Gormley suggested using organizational charts to manage the chaos. That way everyone knows whom they answer to and what decisions they have the authority to make on their own. “Defining who can do what,” Gormley said, “is really critical.”
Robert Luster, senior vice president of Liberty Tree Enterprises, agrees. “It's everybody's responsibility to identify what the project objective is and what the supporting goals are,” he said.
Luster stressed the importance of securing buy-in with essential third parties. “You need to understand what those outside entities who are opposed to you are wanting, and how their issues can be incorporated into the overall development plan,” he said.

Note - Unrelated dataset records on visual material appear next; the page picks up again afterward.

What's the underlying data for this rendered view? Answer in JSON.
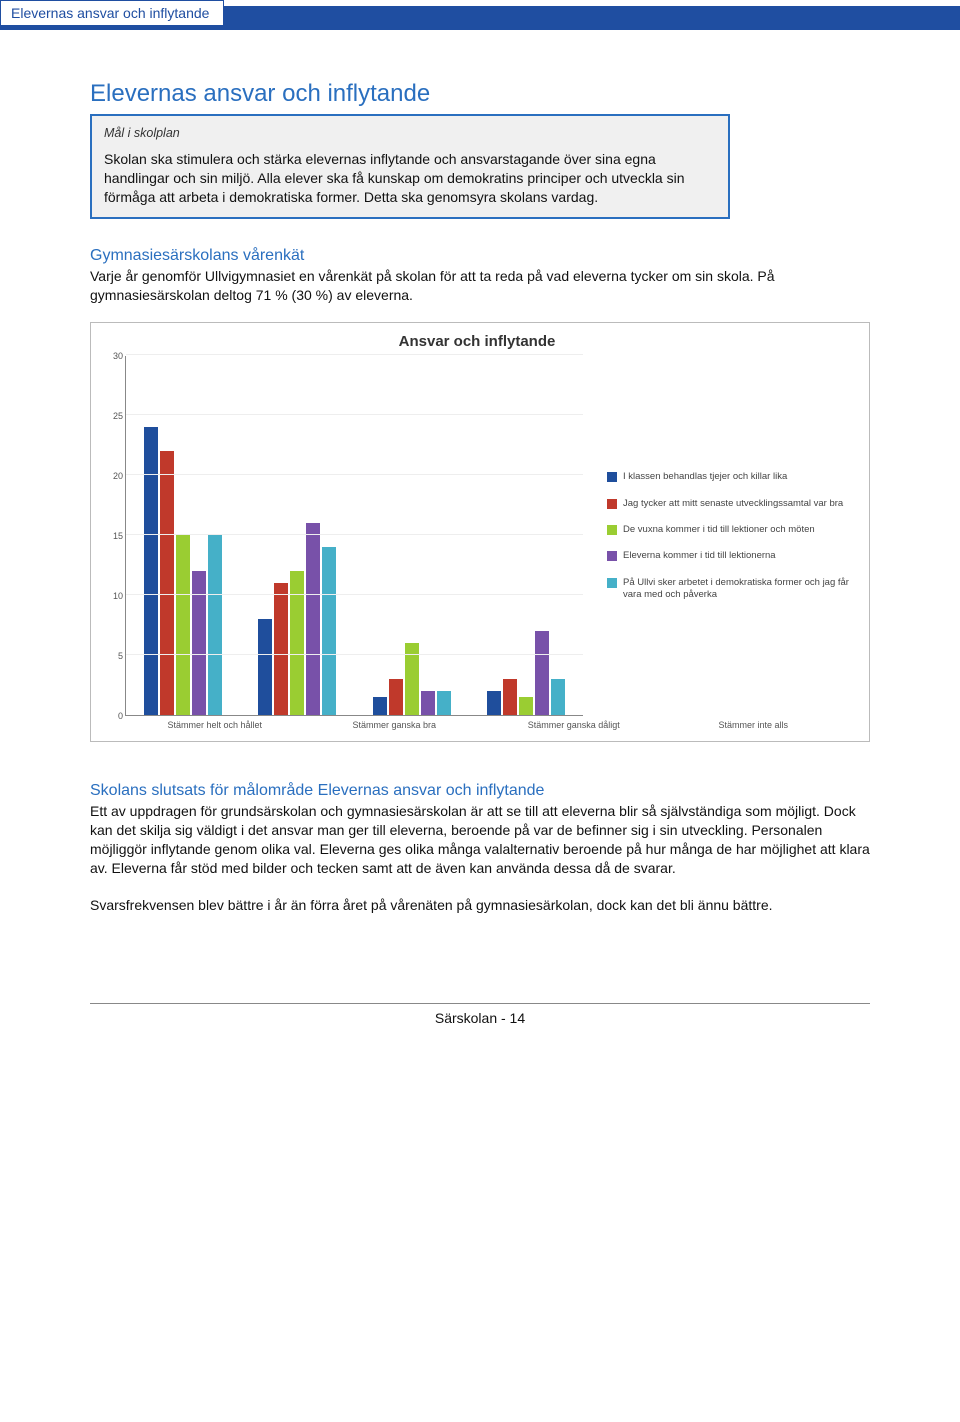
{
  "banner_tab": "Elevernas ansvar och inflytande",
  "section_title": "Elevernas ansvar och inflytande",
  "box_label": "Mål i skolplan",
  "box_text": "Skolan ska stimulera och stärka elevernas inflytande och ansvarstagande över sina egna handlingar och sin miljö. Alla elever ska få kunskap om demokratins principer och utveckla sin förmåga att arbeta i demokratiska former. Detta ska genomsyra skolans vardag.",
  "sub_heading": "Gymnasiesärskolans vårenkät",
  "sub_text": "Varje år genomför Ullvigymnasiet en vårenkät på skolan för att ta reda på vad eleverna tycker om sin skola. På gymnasiesärskolan deltog 71 % (30 %) av eleverna.",
  "chart": {
    "title": "Ansvar och inflytande",
    "ymax": 30,
    "ytick_step": 5,
    "categories": [
      "Stämmer helt och hållet",
      "Stämmer ganska bra",
      "Stämmer ganska dåligt",
      "Stämmer inte alls"
    ],
    "series": [
      {
        "label": "I klassen behandlas tjejer och killar lika",
        "color": "#1f4e9c",
        "values": [
          24,
          8,
          1.5,
          2
        ]
      },
      {
        "label": "Jag tycker att mitt senaste utvecklingssamtal var bra",
        "color": "#c0392b",
        "values": [
          22,
          11,
          3,
          3
        ]
      },
      {
        "label": "De vuxna kommer i tid till lektioner och möten",
        "color": "#9acd32",
        "values": [
          15,
          12,
          6,
          1.5
        ]
      },
      {
        "label": "Eleverna kommer i tid till lektionerna",
        "color": "#7851a9",
        "values": [
          12,
          16,
          2,
          7
        ]
      },
      {
        "label": "På Ullvi sker arbetet i demokratiska former och jag får vara med och påverka",
        "color": "#45b0c8",
        "values": [
          15,
          14,
          2,
          3
        ]
      }
    ]
  },
  "conclusion_heading": "Skolans slutsats för målområde Elevernas ansvar och inflytande",
  "conclusion_p1": "Ett av uppdragen för grundsärskolan och gymnasiesärskolan är att se till att eleverna blir så självständiga som möjligt. Dock kan det skilja sig väldigt i det ansvar man ger till eleverna, beroende på var de befinner sig i sin utveckling. Personalen möjliggör inflytande genom olika val. Eleverna ges olika många valalternativ beroende på hur många de har möjlighet att klara av. Eleverna får stöd med bilder och tecken samt att de även kan använda dessa då de svarar.",
  "conclusion_p2": "Svarsfrekvensen blev bättre i år än förra året på vårenäten på gymnasiesärkolan, dock kan det bli ännu bättre.",
  "footer": "Särskolan - 14"
}
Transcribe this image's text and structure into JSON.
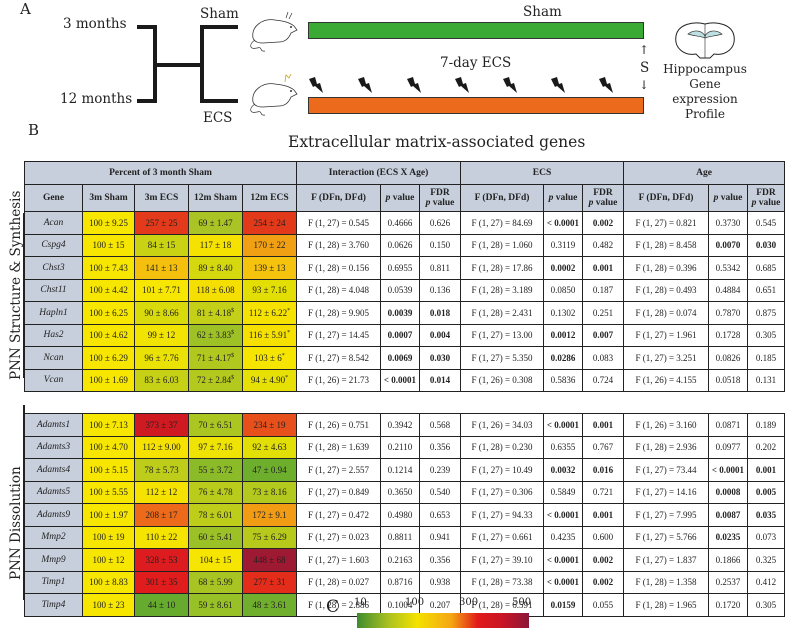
{
  "panel_a": {
    "letter": "A",
    "age_groups": [
      "3 months",
      "12 months"
    ],
    "treatments": [
      "Sham",
      "ECS"
    ],
    "bar_labels": {
      "sham": "Sham",
      "ecs": "7-day ECS"
    },
    "bar_colors": {
      "sham": "#3aaa35",
      "ecs": "#ec6a1c"
    },
    "arrow_label": "S",
    "outcome": [
      "Hippocampus",
      "Gene expression",
      "Profile"
    ],
    "bolt_count": 7
  },
  "panel_b": {
    "letter": "B",
    "title": "Extracellular matrix-associated genes",
    "group_headers": [
      "Percent of 3 month Sham",
      "Interaction (ECS X Age)",
      "ECS",
      "Age"
    ],
    "col_headers": {
      "gene": "Gene",
      "groups": [
        "3m Sham",
        "3m ECS",
        "12m Sham",
        "12m ECS"
      ],
      "f": "F (DFn, DFd)",
      "p": "p value",
      "fdr_line1": "FDR",
      "fdr_line2": "p value"
    },
    "sections": [
      {
        "label": "PNN Structure & Synthesis",
        "rows": [
          {
            "gene": "Acan",
            "vals": [
              "100 ± 9.25",
              "257 ± 25",
              "69 ± 1.47",
              "254 ± 24"
            ],
            "colors": [
              "#f6e600",
              "#e33a1c",
              "#a9c424",
              "#e2391b"
            ],
            "int": [
              "F (1, 27) = 0.545",
              "0.4666",
              "0.626"
            ],
            "int_b": [
              false,
              false
            ],
            "ecs": [
              "F (1, 27) = 84.69",
              "< 0.0001",
              "0.002"
            ],
            "ecs_b": [
              true,
              true
            ],
            "age": [
              "F (1, 27) = 0.821",
              "0.3730",
              "0.545"
            ],
            "age_b": [
              false,
              false
            ]
          },
          {
            "gene": "Cspg4",
            "vals": [
              "100 ± 15",
              "84 ± 15",
              "117 ± 18",
              "170 ± 22"
            ],
            "colors": [
              "#f6e600",
              "#c9d314",
              "#f5e200",
              "#f2a013"
            ],
            "int": [
              "F (1, 28) = 3.760",
              "0.0626",
              "0.150"
            ],
            "int_b": [
              false,
              false
            ],
            "ecs": [
              "F (1, 28) = 1.060",
              "0.3119",
              "0.482"
            ],
            "ecs_b": [
              false,
              false
            ],
            "age": [
              "F (1, 28) = 8.458",
              "0.0070",
              "0.030"
            ],
            "age_b": [
              true,
              true
            ]
          },
          {
            "gene": "Chst3",
            "vals": [
              "100 ± 7.43",
              "141 ± 13",
              "89 ± 8.40",
              "139 ± 13"
            ],
            "colors": [
              "#f6e600",
              "#f5c00d",
              "#d6d80e",
              "#f5c20d"
            ],
            "int": [
              "F (1, 28) = 0.156",
              "0.6955",
              "0.811"
            ],
            "int_b": [
              false,
              false
            ],
            "ecs": [
              "F (1, 28) = 17.86",
              "0.0002",
              "0.001"
            ],
            "ecs_b": [
              true,
              true
            ],
            "age": [
              "F (1, 28) = 0.396",
              "0.5342",
              "0.685"
            ],
            "age_b": [
              false,
              false
            ]
          },
          {
            "gene": "Chst11",
            "vals": [
              "100 ± 4.42",
              "101 ± 7.71",
              "118 ± 6.08",
              "93 ± 7.16"
            ],
            "colors": [
              "#f6e600",
              "#f6e600",
              "#f5df00",
              "#e3df05"
            ],
            "int": [
              "F (1, 28) = 4.048",
              "0.0539",
              "0.136"
            ],
            "int_b": [
              false,
              false
            ],
            "ecs": [
              "F (1, 28) = 3.189",
              "0.0850",
              "0.187"
            ],
            "ecs_b": [
              false,
              false
            ],
            "age": [
              "F (1, 28) = 0.493",
              "0.4884",
              "0.651"
            ],
            "age_b": [
              false,
              false
            ]
          },
          {
            "gene": "Hapln1",
            "vals": [
              "100 ± 6.25",
              "90 ± 8.66",
              "81 ± 4.18$",
              "112 ± 6.22*"
            ],
            "colors": [
              "#f6e600",
              "#d9da0c",
              "#c3d017",
              "#f5e200"
            ],
            "int": [
              "F (1, 28) = 9.905",
              "0.0039",
              "0.018"
            ],
            "int_b": [
              true,
              true
            ],
            "ecs": [
              "F (1, 28) = 2.431",
              "0.1302",
              "0.251"
            ],
            "ecs_b": [
              false,
              false
            ],
            "age": [
              "F (1, 28) = 0.074",
              "0.7870",
              "0.875"
            ],
            "age_b": [
              false,
              false
            ]
          },
          {
            "gene": "Has2",
            "vals": [
              "100 ± 4.62",
              "99 ± 12",
              "62 ± 3.83$",
              "116 ± 5.91*"
            ],
            "colors": [
              "#f6e600",
              "#f2e402",
              "#9ec226",
              "#f5e000"
            ],
            "int": [
              "F (1, 27) = 14.45",
              "0.0007",
              "0.004"
            ],
            "int_b": [
              true,
              true
            ],
            "ecs": [
              "F (1, 27) = 13.00",
              "0.0012",
              "0.007"
            ],
            "ecs_b": [
              true,
              true
            ],
            "age": [
              "F (1, 27) = 1.961",
              "0.1728",
              "0.305"
            ],
            "age_b": [
              false,
              false
            ]
          },
          {
            "gene": "Ncan",
            "vals": [
              "100 ± 6.29",
              "96 ± 7.76",
              "71 ± 4.17$",
              "103 ± 6*"
            ],
            "colors": [
              "#f6e600",
              "#eae204",
              "#b1c81f",
              "#f6e500"
            ],
            "int": [
              "F (1, 27) = 8.542",
              "0.0069",
              "0.030"
            ],
            "int_b": [
              true,
              true
            ],
            "ecs": [
              "F (1, 27) = 5.350",
              "0.0286",
              "0.083"
            ],
            "ecs_b": [
              true,
              false
            ],
            "age": [
              "F (1, 27) = 3.251",
              "0.0826",
              "0.185"
            ],
            "age_b": [
              false,
              false
            ]
          },
          {
            "gene": "Vcan",
            "vals": [
              "100 ± 1.69",
              "83 ± 6.03",
              "72 ± 2.84$",
              "94 ± 4.90*"
            ],
            "colors": [
              "#f6e600",
              "#c6d115",
              "#b3c91e",
              "#e6e005"
            ],
            "int": [
              "F (1, 26) = 21.73",
              "< 0.0001",
              "0.014"
            ],
            "int_b": [
              true,
              true
            ],
            "ecs": [
              "F (1, 26) = 0.308",
              "0.5836",
              "0.724"
            ],
            "ecs_b": [
              false,
              false
            ],
            "age": [
              "F (1, 26) = 4.155",
              "0.0518",
              "0.131"
            ],
            "age_b": [
              false,
              false
            ]
          }
        ]
      },
      {
        "label": "PNN Dissolution",
        "rows": [
          {
            "gene": "Adamts1",
            "vals": [
              "100 ± 7.13",
              "373 ± 37",
              "70 ± 6.51",
              "234 ± 19"
            ],
            "colors": [
              "#f6e600",
              "#cf1a22",
              "#acc621",
              "#e8501b"
            ],
            "int": [
              "F (1, 26) = 0.751",
              "0.3942",
              "0.568"
            ],
            "int_b": [
              false,
              false
            ],
            "ecs": [
              "F (1, 26) = 34.03",
              "< 0.0001",
              "0.001"
            ],
            "ecs_b": [
              true,
              true
            ],
            "age": [
              "F (1, 26) = 3.160",
              "0.0871",
              "0.189"
            ],
            "age_b": [
              false,
              false
            ]
          },
          {
            "gene": "Adamts3",
            "vals": [
              "100 ± 4.70",
              "112 ± 9.00",
              "97 ± 7.16",
              "92 ± 4.63"
            ],
            "colors": [
              "#f6e600",
              "#f5e200",
              "#efe303",
              "#e2df06"
            ],
            "int": [
              "F (1, 28) = 1.639",
              "0.2110",
              "0.356"
            ],
            "int_b": [
              false,
              false
            ],
            "ecs": [
              "F (1, 28) = 0.230",
              "0.6355",
              "0.767"
            ],
            "ecs_b": [
              false,
              false
            ],
            "age": [
              "F (1, 28) = 2.936",
              "0.0977",
              "0.202"
            ],
            "age_b": [
              false,
              false
            ]
          },
          {
            "gene": "Adamts4",
            "vals": [
              "100 ± 5.15",
              "78 ± 5.73",
              "55 ± 3.72",
              "47 ± 0.94"
            ],
            "colors": [
              "#f6e600",
              "#bdcd19",
              "#8cbb2a",
              "#6eae2d"
            ],
            "int": [
              "F (1, 27) = 2.557",
              "0.1214",
              "0.239"
            ],
            "int_b": [
              false,
              false
            ],
            "ecs": [
              "F (1, 27) = 10.49",
              "0.0032",
              "0.016"
            ],
            "ecs_b": [
              true,
              true
            ],
            "age": [
              "F (1, 27) = 73.44",
              "< 0.0001",
              "0.001"
            ],
            "age_b": [
              true,
              true
            ]
          },
          {
            "gene": "Adamts5",
            "vals": [
              "100 ± 5.55",
              "112 ± 12",
              "76 ± 4.78",
              "73 ± 8.16"
            ],
            "colors": [
              "#f6e600",
              "#f5e200",
              "#b9cb1b",
              "#b4c91d"
            ],
            "int": [
              "F (1, 27) = 0.849",
              "0.3650",
              "0.540"
            ],
            "int_b": [
              false,
              false
            ],
            "ecs": [
              "F (1, 27) = 0.306",
              "0.5849",
              "0.721"
            ],
            "ecs_b": [
              false,
              false
            ],
            "age": [
              "F (1, 27) = 14.16",
              "0.0008",
              "0.005"
            ],
            "age_b": [
              true,
              true
            ]
          },
          {
            "gene": "Adamts9",
            "vals": [
              "100 ± 1.97",
              "208 ± 17",
              "78 ± 6.01",
              "172 ± 9.1"
            ],
            "colors": [
              "#f6e600",
              "#ec6a1a",
              "#bdcd19",
              "#f29c14"
            ],
            "int": [
              "F (1, 27) = 0.472",
              "0.4980",
              "0.653"
            ],
            "int_b": [
              false,
              false
            ],
            "ecs": [
              "F (1, 27) = 94.33",
              "< 0.0001",
              "0.001"
            ],
            "ecs_b": [
              true,
              true
            ],
            "age": [
              "F (1, 27) = 7.995",
              "0.0087",
              "0.035"
            ],
            "age_b": [
              true,
              true
            ]
          },
          {
            "gene": "Mmp2",
            "vals": [
              "100 ± 19",
              "110 ± 22",
              "60 ± 5.41",
              "75 ± 6.29"
            ],
            "colors": [
              "#f6e600",
              "#f5e300",
              "#9bc127",
              "#b7ca1c"
            ],
            "int": [
              "F (1, 27) = 0.023",
              "0.8811",
              "0.941"
            ],
            "int_b": [
              false,
              false
            ],
            "ecs": [
              "F (1, 27) = 0.661",
              "0.4235",
              "0.600"
            ],
            "ecs_b": [
              false,
              false
            ],
            "age": [
              "F (1, 27) = 5.766",
              "0.0235",
              "0.073"
            ],
            "age_b": [
              true,
              false
            ]
          },
          {
            "gene": "Mmp9",
            "vals": [
              "100 ± 12",
              "328 ± 53",
              "104 ± 15",
              "448 ± 68"
            ],
            "colors": [
              "#f6e600",
              "#dc1c1e",
              "#f6e500",
              "#9e1a33"
            ],
            "int": [
              "F (1, 27) = 1.603",
              "0.2163",
              "0.356"
            ],
            "int_b": [
              false,
              false
            ],
            "ecs": [
              "F (1, 27) = 39.10",
              "< 0.0001",
              "0.002"
            ],
            "ecs_b": [
              true,
              true
            ],
            "age": [
              "F (1, 27) = 1.837",
              "0.1866",
              "0.325"
            ],
            "age_b": [
              false,
              false
            ]
          },
          {
            "gene": "Timp1",
            "vals": [
              "100 ± 8.83",
              "301 ± 35",
              "68 ± 5.99",
              "277 ± 31"
            ],
            "colors": [
              "#f6e600",
              "#e11c1c",
              "#a8c423",
              "#e42c1b"
            ],
            "int": [
              "F (1, 28) = 0.027",
              "0.8716",
              "0.938"
            ],
            "int_b": [
              false,
              false
            ],
            "ecs": [
              "F (1, 28) = 73.38",
              "< 0.0001",
              "0.002"
            ],
            "ecs_b": [
              true,
              true
            ],
            "age": [
              "F (1, 28) = 1.358",
              "0.2537",
              "0.412"
            ],
            "age_b": [
              false,
              false
            ]
          },
          {
            "gene": "Timp4",
            "vals": [
              "100 ± 23",
              "44 ± 10",
              "59 ± 8.61",
              "48 ± 3.61"
            ],
            "colors": [
              "#f6e600",
              "#67ab2e",
              "#98c027",
              "#70af2d"
            ],
            "int": [
              "F (1, 28) = 2.886",
              "0.1004",
              "0.207"
            ],
            "int_b": [
              false,
              false
            ],
            "ecs": [
              "F (1, 28) = 6.591",
              "0.0159",
              "0.055"
            ],
            "ecs_b": [
              true,
              false
            ],
            "age": [
              "F (1, 28) = 1.965",
              "0.1720",
              "0.305"
            ],
            "age_b": [
              false,
              false
            ]
          }
        ]
      }
    ]
  },
  "panel_c": {
    "letter": "C",
    "ticks": [
      "10",
      "100",
      "300",
      "500"
    ],
    "gradient_colors": [
      "#3f8c2e",
      "#f4e200",
      "#e21a1a",
      "#8b1638"
    ]
  },
  "chart_data": {
    "type": "heatmap",
    "title": "Extracellular matrix-associated genes",
    "value_unit": "Percent of 3 month Sham (mean ± SEM)",
    "columns": [
      "3m Sham",
      "3m ECS",
      "12m Sham",
      "12m ECS"
    ],
    "color_scale": {
      "ticks": [
        10,
        100,
        300,
        500
      ],
      "colors": [
        "green",
        "yellow",
        "red",
        "dark red"
      ]
    },
    "rows": {
      "Acan": [
        100,
        257,
        69,
        254
      ],
      "Cspg4": [
        100,
        84,
        117,
        170
      ],
      "Chst3": [
        100,
        141,
        89,
        139
      ],
      "Chst11": [
        100,
        101,
        118,
        93
      ],
      "Hapln1": [
        100,
        90,
        81,
        112
      ],
      "Has2": [
        100,
        99,
        62,
        116
      ],
      "Ncan": [
        100,
        96,
        71,
        103
      ],
      "Vcan": [
        100,
        83,
        72,
        94
      ],
      "Adamts1": [
        100,
        373,
        70,
        234
      ],
      "Adamts3": [
        100,
        112,
        97,
        92
      ],
      "Adamts4": [
        100,
        78,
        55,
        47
      ],
      "Adamts5": [
        100,
        112,
        76,
        73
      ],
      "Adamts9": [
        100,
        208,
        78,
        172
      ],
      "Mmp2": [
        100,
        110,
        60,
        75
      ],
      "Mmp9": [
        100,
        328,
        104,
        448
      ],
      "Timp1": [
        100,
        301,
        68,
        277
      ],
      "Timp4": [
        100,
        44,
        59,
        48
      ]
    }
  }
}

Give your contrarians a voice early on. Luster recommended creating a forum that gives participants a platform to be heard without delaying the project. Letting them make their opinions known will give them a sense of participation, even if their ideas don't make it past the cutting room floor.
Another point that will make or break a project is planning the budget. There are many reasons why projects go over budget. But one of the biggest issues today, Gormley pointed out, “is failure to address escalation.” To handle rising escalation, analyze local markets and follow national and international trends.
Kip Edwards, system vice president of design and construction at Banner Health, believes that the best way to stay within budget is to create a detailed and comprehensive project cost forecast.
Effectively forecasting a budget requires breaking down your total budget into specific line items, and adjusting continuously as the project progresses. “You'll see some things come in lower [in cost than expected], some higher,” Edwards said, “and you just keep adjusting.” That way you'll avoid any unpleasant surprises.
Successful budget planning depends on successful communication. Edwards suggested gathering the project team together for regular meetings to make sure that the budget forecast continues to be accurate all potential issues are being accounted for.
“No project is built on a straight line,” Luster added. “There are too many things involved. If you just make minor adjustments [along the way], you'll be able to keep the cost down and you'll be able to sleep better at night.”